Faced with a slow play epidemic, the Tour’s chief rules official Slugger White defended their policy in an interview with Golf Digest last June. In the interview, White claimed that, despite hating slow play as much as the next man, he couldn’t agree with shot penalties being handed out because it could end up costing somebody $5,000 and that in turn could end up costing him his tour card, could stop his kids going to college, or even stop him putting a down payment on a house.

Now, looking past the unlikelihood of this hypothetical scenario actually playing out, under the current policy, players are allowed 40 seconds to hit a shot when it’s their turn, with one warning before a one stroke penalty is assessed. But the Tour’s failure to adequately penalise the guilty parties is of course penalising those who don’t break the rules. How about their kids and mortgages, Slugger?

Anyway, under increasing pressure from the watching public and from influential Tour stars like Rory McIlroy and Brooks Koepka, the Tour has announced stricter policies to come into play the week after the Masters. Though similar to the old system, players now have 60 seconds to hit unless there is a valid reason for a longer delay. And of course, it will be up to Slugger’s crew to deem what is valid and what is not.

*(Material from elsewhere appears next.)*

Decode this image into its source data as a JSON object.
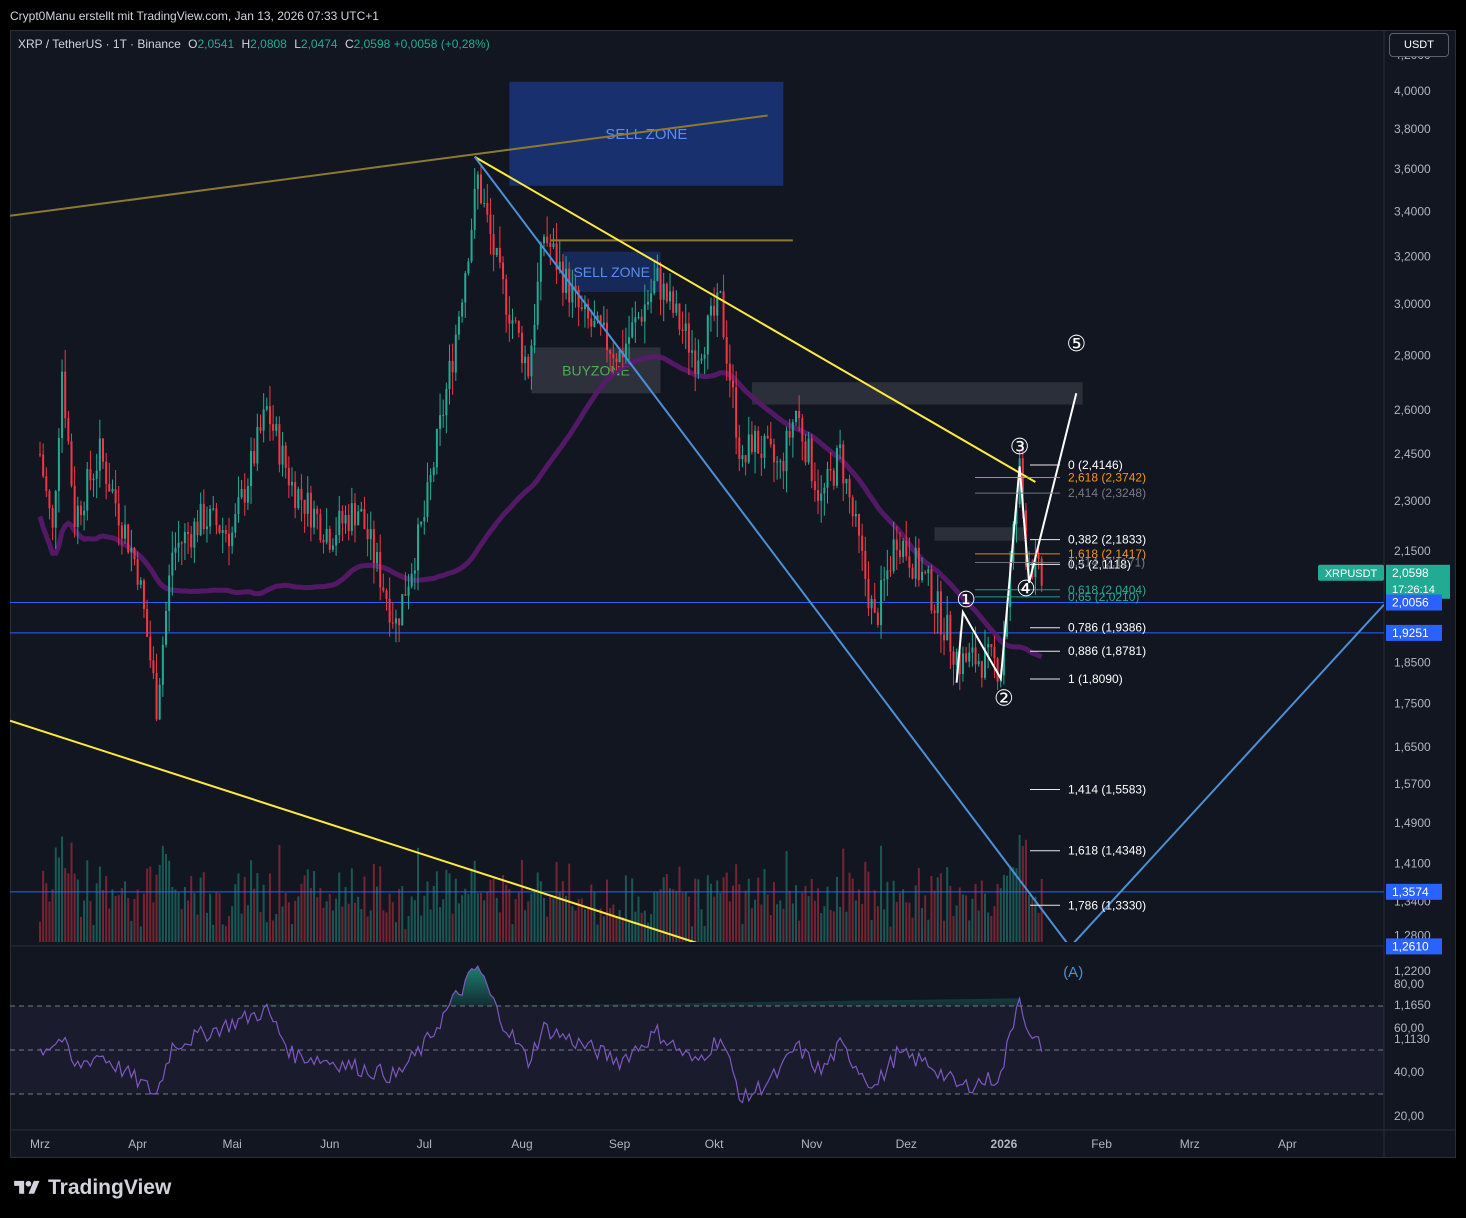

The kicker to this is that there will be an observation list of players who fail to comply and they will be closely watched on every shot in every tournament until they are off the list. Sounds great, right? Well, until we find out that not only will the list not be made public, but only the players on the list will be made aware.

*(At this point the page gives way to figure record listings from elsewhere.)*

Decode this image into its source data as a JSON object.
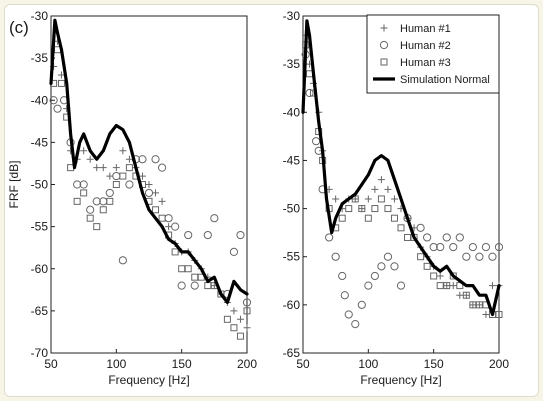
{
  "figure": {
    "panel_tag": "(c)"
  },
  "colors": {
    "background": "#f7f5e8",
    "panel": "#ffffff",
    "marker": "#666666",
    "simulation_line": "#000000"
  },
  "chart_data": [
    {
      "type": "line",
      "xlabel": "Frequency [Hz]",
      "ylabel": "FRF [dB]",
      "xlim": [
        50,
        200
      ],
      "ylim": [
        -70,
        -30
      ],
      "xticks": [
        50,
        100,
        150,
        200
      ],
      "yticks": [
        -30,
        -35,
        -40,
        -45,
        -50,
        -55,
        -60,
        -65,
        -70
      ],
      "grid": false,
      "series": [
        {
          "marker": "plus",
          "values": [
            [
              52,
              -36
            ],
            [
              55,
              -33
            ],
            [
              58,
              -37
            ],
            [
              62,
              -41
            ],
            [
              65,
              -46
            ],
            [
              70,
              -47
            ],
            [
              75,
              -46
            ],
            [
              80,
              -47
            ],
            [
              85,
              -48
            ],
            [
              90,
              -48
            ],
            [
              95,
              -49
            ],
            [
              100,
              -48
            ],
            [
              105,
              -46
            ],
            [
              110,
              -47
            ],
            [
              115,
              -48
            ],
            [
              120,
              -49
            ],
            [
              125,
              -50
            ],
            [
              130,
              -51
            ],
            [
              135,
              -52
            ],
            [
              140,
              -55
            ],
            [
              145,
              -57
            ],
            [
              150,
              -58
            ],
            [
              155,
              -58
            ],
            [
              160,
              -59
            ],
            [
              165,
              -60
            ],
            [
              170,
              -61
            ],
            [
              175,
              -62
            ],
            [
              180,
              -63
            ],
            [
              185,
              -64
            ],
            [
              190,
              -65
            ],
            [
              195,
              -66
            ],
            [
              200,
              -67
            ]
          ]
        },
        {
          "marker": "circle",
          "values": [
            [
              52,
              -40
            ],
            [
              55,
              -41
            ],
            [
              60,
              -40
            ],
            [
              65,
              -45
            ],
            [
              70,
              -50
            ],
            [
              75,
              -50
            ],
            [
              80,
              -53
            ],
            [
              85,
              -52
            ],
            [
              90,
              -52
            ],
            [
              95,
              -51
            ],
            [
              100,
              -49
            ],
            [
              105,
              -59
            ],
            [
              110,
              -50
            ],
            [
              115,
              -47
            ],
            [
              120,
              -47
            ],
            [
              125,
              -51
            ],
            [
              130,
              -47
            ],
            [
              135,
              -48
            ],
            [
              140,
              -54
            ],
            [
              145,
              -55
            ],
            [
              150,
              -62
            ],
            [
              155,
              -56
            ],
            [
              160,
              -62
            ],
            [
              170,
              -56
            ],
            [
              175,
              -54
            ],
            [
              185,
              -63
            ],
            [
              190,
              -58
            ],
            [
              195,
              -56
            ],
            [
              200,
              -64
            ]
          ]
        },
        {
          "marker": "square",
          "values": [
            [
              52,
              -38
            ],
            [
              55,
              -34
            ],
            [
              58,
              -38
            ],
            [
              62,
              -42
            ],
            [
              65,
              -48
            ],
            [
              70,
              -52
            ],
            [
              75,
              -51
            ],
            [
              80,
              -54
            ],
            [
              85,
              -55
            ],
            [
              90,
              -53
            ],
            [
              95,
              -52
            ],
            [
              100,
              -50
            ],
            [
              105,
              -49
            ],
            [
              110,
              -48
            ],
            [
              115,
              -49
            ],
            [
              120,
              -50
            ],
            [
              125,
              -52
            ],
            [
              130,
              -53
            ],
            [
              135,
              -54
            ],
            [
              140,
              -56
            ],
            [
              145,
              -58
            ],
            [
              150,
              -60
            ],
            [
              155,
              -60
            ],
            [
              160,
              -61
            ],
            [
              165,
              -61
            ],
            [
              170,
              -62
            ],
            [
              175,
              -62
            ],
            [
              180,
              -63
            ],
            [
              185,
              -66
            ],
            [
              190,
              -67
            ],
            [
              195,
              -68
            ],
            [
              200,
              -65
            ]
          ]
        },
        {
          "marker": "line",
          "values": [
            [
              50,
              -38
            ],
            [
              53,
              -30.5
            ],
            [
              55,
              -32
            ],
            [
              58,
              -34
            ],
            [
              62,
              -38
            ],
            [
              65,
              -44
            ],
            [
              68,
              -48
            ],
            [
              72,
              -45
            ],
            [
              75,
              -44
            ],
            [
              80,
              -46
            ],
            [
              85,
              -47
            ],
            [
              90,
              -46
            ],
            [
              95,
              -44
            ],
            [
              100,
              -43
            ],
            [
              105,
              -43.5
            ],
            [
              110,
              -45
            ],
            [
              115,
              -48
            ],
            [
              120,
              -51
            ],
            [
              125,
              -53
            ],
            [
              130,
              -54
            ],
            [
              135,
              -55
            ],
            [
              140,
              -56.5
            ],
            [
              145,
              -57
            ],
            [
              150,
              -58
            ],
            [
              155,
              -58
            ],
            [
              160,
              -59
            ],
            [
              165,
              -60
            ],
            [
              170,
              -61.5
            ],
            [
              175,
              -61
            ],
            [
              180,
              -63
            ],
            [
              185,
              -64
            ],
            [
              190,
              -61.5
            ],
            [
              195,
              -62.5
            ],
            [
              200,
              -63
            ]
          ]
        }
      ]
    },
    {
      "type": "line",
      "xlabel": "Frequency [Hz]",
      "ylabel": "",
      "xlim": [
        50,
        200
      ],
      "ylim": [
        -65,
        -30
      ],
      "xticks": [
        50,
        100,
        150,
        200
      ],
      "yticks": [
        -30,
        -35,
        -40,
        -45,
        -50,
        -55,
        -60,
        -65
      ],
      "grid": false,
      "legend": {
        "position": "top-right",
        "entries": [
          "Human #1",
          "Human #2",
          "Human #3",
          "Simulation Normal"
        ]
      },
      "series": [
        {
          "name": "Human #1",
          "marker": "plus",
          "values": [
            [
              52,
              -32
            ],
            [
              55,
              -35
            ],
            [
              58,
              -37
            ],
            [
              62,
              -40
            ],
            [
              65,
              -44
            ],
            [
              70,
              -48
            ],
            [
              75,
              -49
            ],
            [
              80,
              -50
            ],
            [
              85,
              -49
            ],
            [
              90,
              -49
            ],
            [
              95,
              -50
            ],
            [
              100,
              -49
            ],
            [
              105,
              -48
            ],
            [
              110,
              -47
            ],
            [
              115,
              -48
            ],
            [
              120,
              -49
            ],
            [
              125,
              -50
            ],
            [
              130,
              -51
            ],
            [
              135,
              -52
            ],
            [
              140,
              -54
            ],
            [
              145,
              -55
            ],
            [
              150,
              -56
            ],
            [
              155,
              -57
            ],
            [
              160,
              -58
            ],
            [
              165,
              -58
            ],
            [
              170,
              -59
            ],
            [
              175,
              -59
            ],
            [
              180,
              -60
            ],
            [
              185,
              -60
            ],
            [
              190,
              -61
            ],
            [
              195,
              -58
            ],
            [
              200,
              -58
            ]
          ]
        },
        {
          "name": "Human #2",
          "marker": "circle",
          "values": [
            [
              52,
              -34
            ],
            [
              55,
              -38
            ],
            [
              60,
              -43
            ],
            [
              62,
              -44
            ],
            [
              65,
              -48
            ],
            [
              70,
              -53
            ],
            [
              75,
              -55
            ],
            [
              80,
              -57
            ],
            [
              82,
              -59
            ],
            [
              85,
              -61
            ],
            [
              90,
              -62
            ],
            [
              95,
              -60
            ],
            [
              100,
              -58
            ],
            [
              105,
              -57
            ],
            [
              110,
              -56
            ],
            [
              115,
              -55
            ],
            [
              120,
              -56
            ],
            [
              125,
              -58
            ],
            [
              130,
              -51
            ],
            [
              140,
              -52
            ],
            [
              145,
              -53
            ],
            [
              150,
              -54
            ],
            [
              155,
              -54
            ],
            [
              160,
              -53
            ],
            [
              165,
              -54
            ],
            [
              170,
              -53
            ],
            [
              175,
              -55
            ],
            [
              180,
              -54
            ],
            [
              185,
              -55
            ],
            [
              190,
              -54
            ],
            [
              195,
              -55
            ],
            [
              200,
              -54
            ]
          ]
        },
        {
          "name": "Human #3",
          "marker": "square",
          "values": [
            [
              52,
              -33
            ],
            [
              55,
              -36
            ],
            [
              58,
              -38
            ],
            [
              62,
              -42
            ],
            [
              65,
              -45
            ],
            [
              70,
              -50
            ],
            [
              75,
              -52
            ],
            [
              80,
              -51
            ],
            [
              85,
              -50
            ],
            [
              90,
              -49
            ],
            [
              95,
              -50
            ],
            [
              100,
              -51
            ],
            [
              105,
              -50
            ],
            [
              110,
              -49
            ],
            [
              115,
              -50
            ],
            [
              120,
              -51
            ],
            [
              125,
              -52
            ],
            [
              130,
              -53
            ],
            [
              135,
              -53
            ],
            [
              140,
              -55
            ],
            [
              145,
              -56
            ],
            [
              150,
              -57
            ],
            [
              155,
              -58
            ],
            [
              160,
              -58
            ],
            [
              165,
              -57
            ],
            [
              170,
              -58
            ],
            [
              175,
              -59
            ],
            [
              180,
              -60
            ],
            [
              185,
              -60
            ],
            [
              190,
              -60
            ],
            [
              195,
              -61
            ],
            [
              200,
              -61
            ]
          ]
        },
        {
          "name": "Simulation Normal",
          "marker": "line",
          "values": [
            [
              50,
              -40
            ],
            [
              53,
              -30.5
            ],
            [
              55,
              -32
            ],
            [
              58,
              -36
            ],
            [
              62,
              -41
            ],
            [
              65,
              -44
            ],
            [
              68,
              -49
            ],
            [
              72,
              -52.5
            ],
            [
              75,
              -51
            ],
            [
              80,
              -49.5
            ],
            [
              85,
              -49
            ],
            [
              90,
              -48.5
            ],
            [
              95,
              -47.5
            ],
            [
              100,
              -46.5
            ],
            [
              105,
              -45
            ],
            [
              110,
              -44.5
            ],
            [
              115,
              -45
            ],
            [
              120,
              -47
            ],
            [
              125,
              -49
            ],
            [
              130,
              -51
            ],
            [
              135,
              -53
            ],
            [
              140,
              -54
            ],
            [
              145,
              -55
            ],
            [
              150,
              -56
            ],
            [
              155,
              -56.5
            ],
            [
              160,
              -56
            ],
            [
              165,
              -57
            ],
            [
              170,
              -57.5
            ],
            [
              175,
              -58
            ],
            [
              180,
              -58
            ],
            [
              185,
              -59
            ],
            [
              190,
              -59
            ],
            [
              195,
              -61
            ],
            [
              200,
              -58
            ]
          ]
        }
      ]
    }
  ]
}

The sceptical part of me (and I’ll admit, that’s a lot) wonders if this list is little more than a placebo to placate the public.

Both literally and figuratively, time will tell on the slow play issue, but it’s not the only example of the PGA Tour’s lack of spine.

By now, unless you’ve been living under a rock, you will be well aware of the Patrick Reed controversy at the Hero World Challenge last December. The vast majority of the golfing public believe that Reed cheated. The video speaks for itself but the Tour chose not to prosecute beyond a two-stroke penalty.

With the opportunity to make a major statement and take major steps to protecting the integrity of the game, Tour commissioner Jay Monahan and his fellow committee decided to protect Reed instead.

Cameron Smith, the most outspoken critic of Reed’s behaviour among his fellow pros, has been issued a warning from a Tour official to refrain from similar comments or face fine or suspension. Smith’s comments may have echoed the sentiments of the wider public but become a problem in the wake of the effective “not guilty” verdict.

I suppose it’s easier to reprimand a young Aussie without an individual PGA Tour win (at that point) than a seven-time Tour winner with a green jacket.

But show proper backbone? Well, that’s just wishful thinking.